Lilian Tahan e Edson Luiz
DA EQUIPE DO CORREIO
O governo Federal está preocupado com os contornos macabros da chamada indústria da morte na capital da República. Em entrevista ao Correio, o ministro da Justiça em exercício, Luiz Paulo Barreto, se disse espantado com as denúncias sobre a atuação do setor no Distrito Federal. Diante da gravidade dos fatos investigados pela CPI dos Cemitérios da Câmara Legislativa, Barreto admitiu acionar a Polícia Federal para entrar no caso. As notícias de desrespeito que circundam todas as etapas desse comércio também mobilizaram o Congresso Nacional. O presidente da Comissão de Direitos Humanos da Câmara dos Deputados, Pompeo de Matos (PDT-RS), pretende propor uma legislação específica para disciplinar a atividade.
O que pode determinar a intervenção da PF é a confirmação de que existe relação entre irregularidades cometidas em âmbito local com denúncias de estados. “O Ministério da Justiça vê com espanto e preocupação o que está ocorrendo na capital Federal. Não descartamos a possibilidade de a Polícia Federal intervir, desde que seja requisitada e, especialmente, se a CPI detectar raízes interestaduais nas investigações”, afirmou o ministro Barreto.

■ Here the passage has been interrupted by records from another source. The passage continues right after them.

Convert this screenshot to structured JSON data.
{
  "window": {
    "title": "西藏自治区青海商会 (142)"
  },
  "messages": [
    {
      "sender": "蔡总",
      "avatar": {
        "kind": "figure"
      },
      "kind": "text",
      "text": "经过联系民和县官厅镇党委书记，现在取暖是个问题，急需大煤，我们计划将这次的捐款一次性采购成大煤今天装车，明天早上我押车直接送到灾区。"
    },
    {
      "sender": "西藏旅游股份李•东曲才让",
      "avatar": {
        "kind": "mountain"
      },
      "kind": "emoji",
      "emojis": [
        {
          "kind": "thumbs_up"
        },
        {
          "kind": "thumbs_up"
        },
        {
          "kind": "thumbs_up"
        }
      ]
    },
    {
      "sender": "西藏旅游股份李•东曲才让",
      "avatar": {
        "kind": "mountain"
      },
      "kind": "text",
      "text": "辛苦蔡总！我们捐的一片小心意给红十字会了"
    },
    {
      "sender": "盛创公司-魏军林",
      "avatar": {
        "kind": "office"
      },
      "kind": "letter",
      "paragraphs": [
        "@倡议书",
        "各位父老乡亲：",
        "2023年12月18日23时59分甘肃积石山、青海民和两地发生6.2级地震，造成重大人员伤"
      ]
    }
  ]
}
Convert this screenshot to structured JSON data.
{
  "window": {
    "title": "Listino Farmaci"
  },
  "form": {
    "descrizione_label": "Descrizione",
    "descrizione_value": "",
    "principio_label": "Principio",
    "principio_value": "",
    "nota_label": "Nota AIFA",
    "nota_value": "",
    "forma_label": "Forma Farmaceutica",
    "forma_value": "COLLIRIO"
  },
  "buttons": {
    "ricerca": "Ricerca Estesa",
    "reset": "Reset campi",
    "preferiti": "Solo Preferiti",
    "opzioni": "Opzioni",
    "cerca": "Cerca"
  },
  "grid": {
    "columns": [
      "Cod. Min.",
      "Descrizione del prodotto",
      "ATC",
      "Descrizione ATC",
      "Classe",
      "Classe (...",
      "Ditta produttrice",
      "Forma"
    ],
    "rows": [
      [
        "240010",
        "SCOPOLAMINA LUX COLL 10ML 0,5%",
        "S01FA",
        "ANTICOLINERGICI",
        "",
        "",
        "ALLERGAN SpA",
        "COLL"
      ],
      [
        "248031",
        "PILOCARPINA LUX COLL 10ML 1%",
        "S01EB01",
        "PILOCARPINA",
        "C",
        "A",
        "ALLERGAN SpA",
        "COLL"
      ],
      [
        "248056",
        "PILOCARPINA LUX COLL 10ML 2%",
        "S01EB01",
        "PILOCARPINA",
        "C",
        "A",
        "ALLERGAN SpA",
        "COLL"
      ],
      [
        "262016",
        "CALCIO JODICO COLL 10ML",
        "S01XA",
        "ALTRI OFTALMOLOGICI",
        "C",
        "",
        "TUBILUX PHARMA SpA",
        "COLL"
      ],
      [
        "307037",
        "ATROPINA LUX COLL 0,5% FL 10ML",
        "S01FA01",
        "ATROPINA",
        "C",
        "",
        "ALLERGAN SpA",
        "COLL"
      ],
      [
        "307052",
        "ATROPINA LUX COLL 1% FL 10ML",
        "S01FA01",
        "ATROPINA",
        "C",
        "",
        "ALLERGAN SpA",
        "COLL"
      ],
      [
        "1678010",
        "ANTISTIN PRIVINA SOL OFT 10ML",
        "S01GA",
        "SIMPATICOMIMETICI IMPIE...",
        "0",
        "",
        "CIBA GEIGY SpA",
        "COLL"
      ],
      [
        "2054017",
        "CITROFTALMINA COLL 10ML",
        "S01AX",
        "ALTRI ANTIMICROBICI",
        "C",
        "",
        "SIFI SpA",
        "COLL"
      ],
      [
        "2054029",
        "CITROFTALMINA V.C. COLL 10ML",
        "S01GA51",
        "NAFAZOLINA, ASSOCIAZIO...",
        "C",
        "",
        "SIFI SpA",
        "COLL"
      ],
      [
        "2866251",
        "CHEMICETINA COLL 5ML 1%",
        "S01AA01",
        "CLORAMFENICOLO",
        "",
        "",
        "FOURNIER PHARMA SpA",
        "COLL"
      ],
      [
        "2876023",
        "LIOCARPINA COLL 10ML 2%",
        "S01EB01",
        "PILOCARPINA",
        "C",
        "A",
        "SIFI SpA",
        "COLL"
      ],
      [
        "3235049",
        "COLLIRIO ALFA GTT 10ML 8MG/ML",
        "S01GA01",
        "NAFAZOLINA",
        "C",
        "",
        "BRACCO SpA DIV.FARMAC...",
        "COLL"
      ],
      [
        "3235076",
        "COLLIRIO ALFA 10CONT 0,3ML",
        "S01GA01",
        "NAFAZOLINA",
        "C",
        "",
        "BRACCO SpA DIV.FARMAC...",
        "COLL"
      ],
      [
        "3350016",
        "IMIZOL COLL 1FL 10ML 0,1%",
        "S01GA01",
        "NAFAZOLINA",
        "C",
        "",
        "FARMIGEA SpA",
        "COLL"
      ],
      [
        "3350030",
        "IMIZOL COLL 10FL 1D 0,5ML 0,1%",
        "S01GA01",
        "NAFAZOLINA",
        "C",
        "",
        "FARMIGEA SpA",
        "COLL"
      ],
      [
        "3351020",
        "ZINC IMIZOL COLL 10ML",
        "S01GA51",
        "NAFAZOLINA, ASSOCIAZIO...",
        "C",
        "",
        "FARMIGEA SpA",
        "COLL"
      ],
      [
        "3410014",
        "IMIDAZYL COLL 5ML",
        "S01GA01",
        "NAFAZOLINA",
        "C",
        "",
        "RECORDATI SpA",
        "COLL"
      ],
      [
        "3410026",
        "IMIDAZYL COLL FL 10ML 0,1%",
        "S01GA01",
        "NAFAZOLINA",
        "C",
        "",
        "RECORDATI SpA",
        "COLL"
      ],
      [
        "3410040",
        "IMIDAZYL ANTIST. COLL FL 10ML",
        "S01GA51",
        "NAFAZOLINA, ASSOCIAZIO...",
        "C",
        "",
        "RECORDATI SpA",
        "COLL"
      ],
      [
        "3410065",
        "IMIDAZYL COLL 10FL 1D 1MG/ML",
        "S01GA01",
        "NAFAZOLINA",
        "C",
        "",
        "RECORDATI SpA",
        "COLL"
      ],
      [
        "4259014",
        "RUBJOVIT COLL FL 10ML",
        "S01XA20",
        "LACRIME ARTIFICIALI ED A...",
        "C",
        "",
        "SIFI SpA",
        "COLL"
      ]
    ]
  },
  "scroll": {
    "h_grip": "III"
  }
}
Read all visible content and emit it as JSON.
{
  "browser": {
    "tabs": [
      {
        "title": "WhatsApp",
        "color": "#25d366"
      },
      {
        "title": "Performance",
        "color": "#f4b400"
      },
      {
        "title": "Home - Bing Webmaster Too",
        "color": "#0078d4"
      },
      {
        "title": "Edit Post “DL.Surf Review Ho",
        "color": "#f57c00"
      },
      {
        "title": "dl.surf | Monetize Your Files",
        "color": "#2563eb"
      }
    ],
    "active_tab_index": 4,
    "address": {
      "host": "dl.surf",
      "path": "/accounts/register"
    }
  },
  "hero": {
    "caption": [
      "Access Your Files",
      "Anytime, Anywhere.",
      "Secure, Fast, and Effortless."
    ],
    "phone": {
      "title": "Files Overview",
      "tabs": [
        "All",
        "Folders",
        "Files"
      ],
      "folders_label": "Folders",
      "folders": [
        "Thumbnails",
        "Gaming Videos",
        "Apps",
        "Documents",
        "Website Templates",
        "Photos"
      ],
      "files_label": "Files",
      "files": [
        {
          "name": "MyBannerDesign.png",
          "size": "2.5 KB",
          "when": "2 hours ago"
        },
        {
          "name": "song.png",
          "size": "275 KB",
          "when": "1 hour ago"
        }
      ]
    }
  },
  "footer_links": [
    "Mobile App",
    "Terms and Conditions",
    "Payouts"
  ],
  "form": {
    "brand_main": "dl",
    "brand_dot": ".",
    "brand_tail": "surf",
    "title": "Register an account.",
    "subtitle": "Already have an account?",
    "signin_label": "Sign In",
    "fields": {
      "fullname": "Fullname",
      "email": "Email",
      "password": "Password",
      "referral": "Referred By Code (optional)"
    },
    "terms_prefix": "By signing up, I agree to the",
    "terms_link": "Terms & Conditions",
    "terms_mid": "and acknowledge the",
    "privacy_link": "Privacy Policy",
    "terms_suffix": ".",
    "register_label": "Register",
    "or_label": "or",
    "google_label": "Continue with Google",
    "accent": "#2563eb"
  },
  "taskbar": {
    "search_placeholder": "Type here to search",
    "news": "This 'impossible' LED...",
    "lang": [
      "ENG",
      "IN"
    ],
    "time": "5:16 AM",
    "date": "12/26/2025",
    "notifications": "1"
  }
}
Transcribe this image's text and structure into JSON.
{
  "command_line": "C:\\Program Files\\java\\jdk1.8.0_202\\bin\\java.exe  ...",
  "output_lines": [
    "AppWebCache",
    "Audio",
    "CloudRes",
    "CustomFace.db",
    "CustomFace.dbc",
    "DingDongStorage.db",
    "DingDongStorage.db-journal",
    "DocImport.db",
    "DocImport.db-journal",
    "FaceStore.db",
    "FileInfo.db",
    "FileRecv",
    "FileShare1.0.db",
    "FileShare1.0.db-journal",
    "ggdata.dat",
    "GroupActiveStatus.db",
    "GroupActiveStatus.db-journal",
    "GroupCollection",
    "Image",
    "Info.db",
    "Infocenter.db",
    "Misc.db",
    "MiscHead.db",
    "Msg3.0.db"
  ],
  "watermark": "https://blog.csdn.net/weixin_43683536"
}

Em pelo menos um caso, há fortes indícios dessa conexão. O assassinato do consultor Aloísio Bittar em março de 2005, em Goiânia, é um importante elo sobre uma possível participação conjunta entre facções criminosas que operam no mercado da morte nos dois estados. Executado com oito tiros, Bittar atuava em defesa de donos de funerárias em Goiás e era autor de ações a favor do setor em Brasília.
Além desse fato, importantes personagens das investigações parlamentares têm atuação nas duas jurisdições. A empresa responsável pela concessão dos seis cemitérios no DF pertence ao empresário Francisco Moacir Pinto, dono de cemitérios em outros três estados. Um de seus negócios funciona também como crematório no município goiano de Valparaíso, para onde os deputados distritais já estenderam as apurações. Durante blitz na última sexta-feira, os deputados encontraram um depósito com 13 caixões usados. A CPI e a Polícia Civil desconfiam de reutilização irregular das urnas, assim como as que foram descobertas em uma marcenaria em Santa Maria na semana passada.
O presidente do Sindicato das Funerárias, Felismino Alves Ferreira, é um dos empresários do ramo mais atuantes no contexto local. Ele é dono de 11 lojas entre municípios do Entorno, como Formosa, e cidades do DF. Inspeção da CPI, em Sobradinho I, a uma das empresas de Felismino flagrou, em 24 de abril, vísceras humanas guardadas em um saco plástico, roupas, luvas e esparadrapos sujos de sangue e sem os cuidados previstos pela Vigilância Sanitária.
Decência
O desdobramento da CPI dos Cemitérios demonstrou, no entanto, que a cena encontrada na clínica de tanatopraxia — técnica de conservação de cadáveres — em Sobradinho I não é fato isolado. Para onde quer que os distritais tenham mirado, encontraram irregularidades. Desde a suspeita sobre a falta de lisura no edital de licitação dos cemitérios até a a evidências de reutilização criminosa de caixões, a comissão parlamentar já esbarrou em histórias suficientes para colocar em xeque não só a qualidade, mas a decência desse tipo de serviço oferecido no DF.
A investigação local está sendo acompanhada também pela Comissão de Direitos Humanos da Câmara dos Deputados. O deputado Federal Pompeo de Matos (PDT-RS) atribuiu irregularidades praticadas em Brasília à falta de uma legislação Federal sobre o assunto. No último mês, o parlamentar pediu uma pesquisa sobre o tema na Casa e descobriu que praticamente não existe regulamentação para o assunto. Em geral, as regras são municipais ou estaduais. “O pouco que há orienta o transporte de corpos de um estado a outro. A falta de norma Federal como parâmetro facilita a atuação criminosa nesse ramo”, afirmou.
Pompeo de Matos pretende propor um projeto para criar regras federais a atividades ligadas a cemitérios e funerárias. Para ele, o exemplo dado nas barbas do poder indica que a situação pode ser igual ou até pior em outras regiões: “Se aqui em Brasília o setor é uma bagunça, o que podemos esperar no resto do país?”.